The jury awarded $15,000 for breach of the noncompete clause, $75,000 for trade name infringement, and $160,000 in punitive damages. The trial court awarded attorney fees.

The Court of Appeals upheld the jury’s finding of breach of the noncompete clause and the $15,000 in compensatory damages. However, while it upheld the finding of trade name infringement, it reversed the $75,000 compensatory damage award as unsupported by the evidence.

It also reversed the punitive damage award, and the attorney fee award.

Arguing for the Statzes, Kevin J. Palmersheim, of Haley Palmersheim SC, in Middleton, argued that any difficulty in determining damages in a trade name infringement action is the result of the defendant’s infringement, and a jury should be given flexibility in determining damages.

In this case, the Statzes paid $200,000 for “goodwill.” Thus, Palmersheim argued, any jury award between zero and $200,000 should be considered a reasonable approximation of damages.

Palmersheim noted that, in defamation cases, juries can award damages without any evidence that the plaintiff’s reputation was actually diminished. Because trade name infringement similarly diminishes the reputation of a business, yet damages are difficult to calculate, Palmersheim contended such a jury award should be treated similarly.

Michael B. Van Sicklen, of Foley & Lardner LLP, in Madison, represented Anderson. Van Sicklen characterized the case differently, asking “Why engage in a tort analysis, when we have a contract governing the sale?”

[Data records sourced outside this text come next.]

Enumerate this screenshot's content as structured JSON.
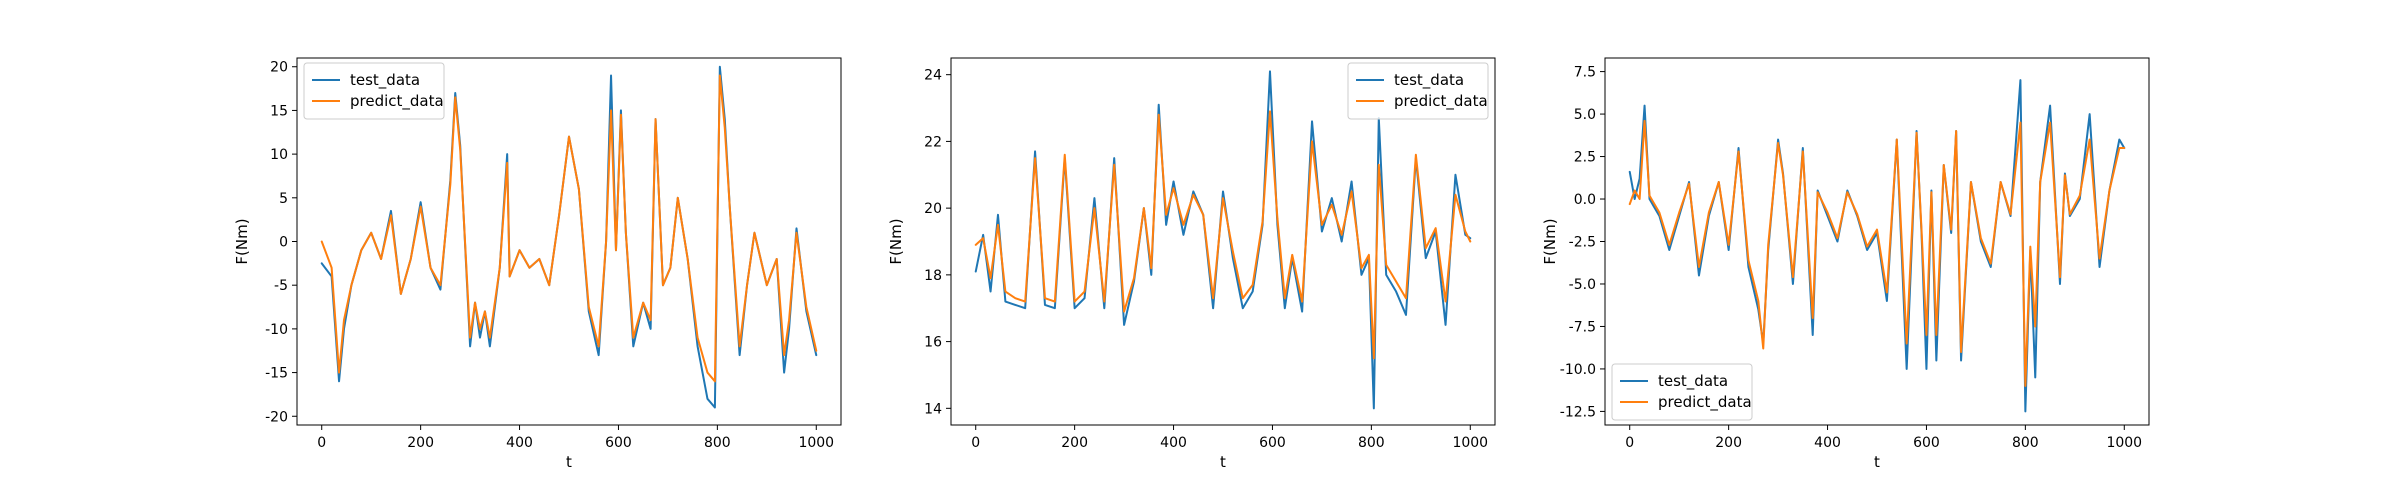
{
  "figure": {
    "background": "#ffffff"
  },
  "chart_data": [
    {
      "type": "line",
      "title": "",
      "xlabel": "t",
      "ylabel": "F(Nm)",
      "xlim": [
        -50,
        1050
      ],
      "ylim": [
        -21,
        21
      ],
      "xticks": [
        0,
        200,
        400,
        600,
        800,
        1000
      ],
      "yticks": [
        -20,
        -15,
        -10,
        -5,
        0,
        5,
        10,
        15,
        20
      ],
      "legend_location": "upper left",
      "grid": false,
      "series": [
        {
          "name": "test_data",
          "color": "#1f77b4",
          "x": [
            0,
            20,
            35,
            45,
            60,
            80,
            100,
            120,
            140,
            160,
            180,
            200,
            220,
            240,
            260,
            270,
            280,
            300,
            310,
            320,
            330,
            340,
            360,
            375,
            380,
            400,
            420,
            440,
            460,
            480,
            500,
            520,
            540,
            560,
            575,
            585,
            595,
            605,
            615,
            630,
            650,
            665,
            675,
            690,
            705,
            720,
            740,
            760,
            780,
            795,
            805,
            815,
            825,
            845,
            860,
            875,
            900,
            920,
            935,
            945,
            960,
            980,
            1000
          ],
          "y": [
            -2.5,
            -4,
            -16,
            -10,
            -5,
            -1,
            1,
            -2,
            3.5,
            -6,
            -2,
            4.5,
            -3,
            -5.5,
            7,
            17,
            11,
            -12,
            -7,
            -11,
            -8,
            -12,
            -3,
            10,
            -4,
            -1,
            -3,
            -2,
            -5,
            3,
            12,
            6,
            -8,
            -13,
            0,
            19,
            -1,
            15,
            1,
            -12,
            -7,
            -10,
            14,
            -5,
            -3,
            5,
            -2,
            -12,
            -18,
            -19,
            20,
            14,
            4,
            -13,
            -5,
            1,
            -5,
            -2,
            -15,
            -10,
            1.5,
            -8,
            -13
          ]
        },
        {
          "name": "predict_data",
          "color": "#ff7f0e",
          "x": [
            0,
            20,
            35,
            45,
            60,
            80,
            100,
            120,
            140,
            160,
            180,
            200,
            220,
            240,
            260,
            270,
            280,
            300,
            310,
            320,
            330,
            340,
            360,
            375,
            380,
            400,
            420,
            440,
            460,
            480,
            500,
            520,
            540,
            560,
            575,
            585,
            595,
            605,
            615,
            630,
            650,
            665,
            675,
            690,
            705,
            720,
            740,
            760,
            780,
            795,
            805,
            815,
            825,
            845,
            860,
            875,
            900,
            920,
            935,
            945,
            960,
            980,
            1000
          ],
          "y": [
            0,
            -3,
            -15,
            -9,
            -5,
            -1,
            1,
            -2,
            3,
            -6,
            -2,
            4,
            -3,
            -5,
            6.5,
            16.5,
            10.5,
            -11,
            -7,
            -10,
            -8,
            -11,
            -3,
            9,
            -4,
            -1,
            -3,
            -2,
            -5,
            3,
            12,
            6,
            -7.5,
            -12,
            0,
            15,
            -1,
            14.5,
            1,
            -11,
            -7,
            -9,
            14,
            -5,
            -3,
            5,
            -2,
            -11,
            -15,
            -16,
            19,
            13,
            4,
            -12,
            -5,
            1,
            -5,
            -2,
            -13,
            -9,
            1,
            -7.5,
            -12.5
          ]
        }
      ]
    },
    {
      "type": "line",
      "title": "",
      "xlabel": "t",
      "ylabel": "F(Nm)",
      "xlim": [
        -50,
        1050
      ],
      "ylim": [
        13.5,
        24.5
      ],
      "xticks": [
        0,
        200,
        400,
        600,
        800,
        1000
      ],
      "yticks": [
        14,
        16,
        18,
        20,
        22,
        24
      ],
      "legend_location": "upper right",
      "grid": false,
      "series": [
        {
          "name": "test_data",
          "color": "#1f77b4",
          "x": [
            0,
            15,
            30,
            45,
            60,
            80,
            100,
            120,
            140,
            160,
            180,
            200,
            220,
            240,
            260,
            280,
            300,
            320,
            340,
            355,
            370,
            385,
            400,
            420,
            440,
            460,
            480,
            500,
            520,
            540,
            560,
            580,
            595,
            610,
            625,
            640,
            660,
            680,
            700,
            720,
            740,
            760,
            780,
            795,
            805,
            815,
            830,
            850,
            870,
            890,
            910,
            930,
            950,
            970,
            990,
            1000
          ],
          "y": [
            18.1,
            19.2,
            17.5,
            19.8,
            17.2,
            17.1,
            17.0,
            21.7,
            17.1,
            17.0,
            21.5,
            17.0,
            17.3,
            20.3,
            17.0,
            21.5,
            16.5,
            17.8,
            20.0,
            18.0,
            23.1,
            19.5,
            20.8,
            19.2,
            20.5,
            19.8,
            17.0,
            20.5,
            18.5,
            17.0,
            17.5,
            19.5,
            24.1,
            19.5,
            17.0,
            18.5,
            16.9,
            22.6,
            19.3,
            20.3,
            19.0,
            20.8,
            18.0,
            18.5,
            14.0,
            22.7,
            18.0,
            17.5,
            16.8,
            21.5,
            18.5,
            19.3,
            16.5,
            21.0,
            19.2,
            19.1
          ]
        },
        {
          "name": "predict_data",
          "color": "#ff7f0e",
          "x": [
            0,
            15,
            30,
            45,
            60,
            80,
            100,
            120,
            140,
            160,
            180,
            200,
            220,
            240,
            260,
            280,
            300,
            320,
            340,
            355,
            370,
            385,
            400,
            420,
            440,
            460,
            480,
            500,
            520,
            540,
            560,
            580,
            595,
            610,
            625,
            640,
            660,
            680,
            700,
            720,
            740,
            760,
            780,
            795,
            805,
            815,
            830,
            850,
            870,
            890,
            910,
            930,
            950,
            970,
            990,
            1000
          ],
          "y": [
            18.9,
            19.1,
            17.9,
            19.5,
            17.5,
            17.3,
            17.2,
            21.5,
            17.3,
            17.2,
            21.6,
            17.2,
            17.5,
            20.0,
            17.2,
            21.3,
            16.9,
            17.9,
            20.0,
            18.2,
            22.8,
            19.8,
            20.6,
            19.5,
            20.4,
            19.8,
            17.3,
            20.3,
            18.7,
            17.3,
            17.7,
            19.6,
            22.9,
            19.7,
            17.3,
            18.6,
            17.2,
            22.0,
            19.5,
            20.1,
            19.2,
            20.5,
            18.2,
            18.6,
            15.5,
            21.3,
            18.3,
            17.8,
            17.3,
            21.6,
            18.8,
            19.4,
            17.2,
            20.4,
            19.3,
            19.0
          ]
        }
      ]
    },
    {
      "type": "line",
      "title": "",
      "xlabel": "t",
      "ylabel": "F(Nm)",
      "xlim": [
        -50,
        1050
      ],
      "ylim": [
        -13.3,
        8.3
      ],
      "xticks": [
        0,
        200,
        400,
        600,
        800,
        1000
      ],
      "yticks": [
        -12.5,
        -10.0,
        -7.5,
        -5.0,
        -2.5,
        0.0,
        2.5,
        5.0,
        7.5
      ],
      "legend_location": "lower left",
      "grid": false,
      "series": [
        {
          "name": "test_data",
          "color": "#1f77b4",
          "x": [
            0,
            10,
            20,
            30,
            40,
            60,
            80,
            100,
            120,
            140,
            160,
            180,
            200,
            220,
            240,
            260,
            270,
            280,
            300,
            310,
            330,
            350,
            370,
            380,
            400,
            420,
            440,
            460,
            480,
            500,
            520,
            540,
            560,
            580,
            590,
            600,
            610,
            620,
            635,
            650,
            660,
            670,
            690,
            710,
            730,
            750,
            770,
            790,
            800,
            810,
            820,
            830,
            850,
            870,
            880,
            890,
            910,
            930,
            950,
            970,
            990,
            1000
          ],
          "y": [
            1.6,
            0.0,
            1.2,
            5.5,
            0.0,
            -1.0,
            -3.0,
            -1.0,
            1.0,
            -4.5,
            -1.0,
            1.0,
            -3.0,
            3.0,
            -4.0,
            -6.5,
            -8.5,
            -3.0,
            3.5,
            1.5,
            -5.0,
            3.0,
            -8.0,
            0.5,
            -1.0,
            -2.5,
            0.5,
            -1.0,
            -3.0,
            -2.0,
            -6.0,
            3.5,
            -10.0,
            4.0,
            -2.0,
            -10.0,
            0.5,
            -9.5,
            2.0,
            -2.0,
            4.0,
            -9.5,
            1.0,
            -2.5,
            -4.0,
            1.0,
            -1.0,
            7.0,
            -12.5,
            -3.0,
            -10.5,
            1.0,
            5.5,
            -5.0,
            1.5,
            -1.0,
            0.0,
            5.0,
            -4.0,
            0.5,
            3.5,
            3.0
          ]
        },
        {
          "name": "predict_data",
          "color": "#ff7f0e",
          "x": [
            0,
            10,
            20,
            30,
            40,
            60,
            80,
            100,
            120,
            140,
            160,
            180,
            200,
            220,
            240,
            260,
            270,
            280,
            300,
            310,
            330,
            350,
            370,
            380,
            400,
            420,
            440,
            460,
            480,
            500,
            520,
            540,
            560,
            580,
            590,
            600,
            610,
            620,
            635,
            650,
            660,
            670,
            690,
            710,
            730,
            750,
            770,
            790,
            800,
            810,
            820,
            830,
            850,
            870,
            880,
            890,
            910,
            930,
            950,
            970,
            990,
            1000
          ],
          "y": [
            -0.3,
            0.5,
            0.0,
            4.6,
            0.2,
            -0.8,
            -2.7,
            -0.8,
            0.9,
            -4.0,
            -0.8,
            1.0,
            -2.7,
            2.8,
            -3.6,
            -6.0,
            -8.8,
            -2.7,
            3.3,
            1.4,
            -4.6,
            2.8,
            -7.0,
            0.4,
            -0.8,
            -2.3,
            0.4,
            -0.9,
            -2.8,
            -1.8,
            -5.5,
            3.5,
            -8.5,
            3.9,
            -1.8,
            -8.0,
            0.4,
            -8.0,
            2.0,
            -1.8,
            4.0,
            -9.0,
            1.0,
            -2.3,
            -3.8,
            1.0,
            -0.9,
            4.5,
            -11.0,
            -2.8,
            -7.5,
            1.0,
            4.5,
            -4.6,
            1.4,
            -0.9,
            0.2,
            3.5,
            -3.5,
            0.5,
            3.0,
            3.0
          ]
        }
      ]
    }
  ]
}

Despite the jury verdict, Van Sicklen also took issue with the finding that Anderson violated the covenant not to compete, calling Anderson’s business “complementary, not competing.”

Van Sicklen further argued that the jury instructions incorrectly allowed the jury to find in favor of the Statzes, based only on a finding of confusion between the names of the businesses, without also requiring a finding that Anderson was competing against the Statzes.

Absent any evidence of lost profits, Van Sicklen contended, there is no basis for any award of damages.

Seven issues were granted review by the Supreme Court, but the oral argument did not include discussion of them all.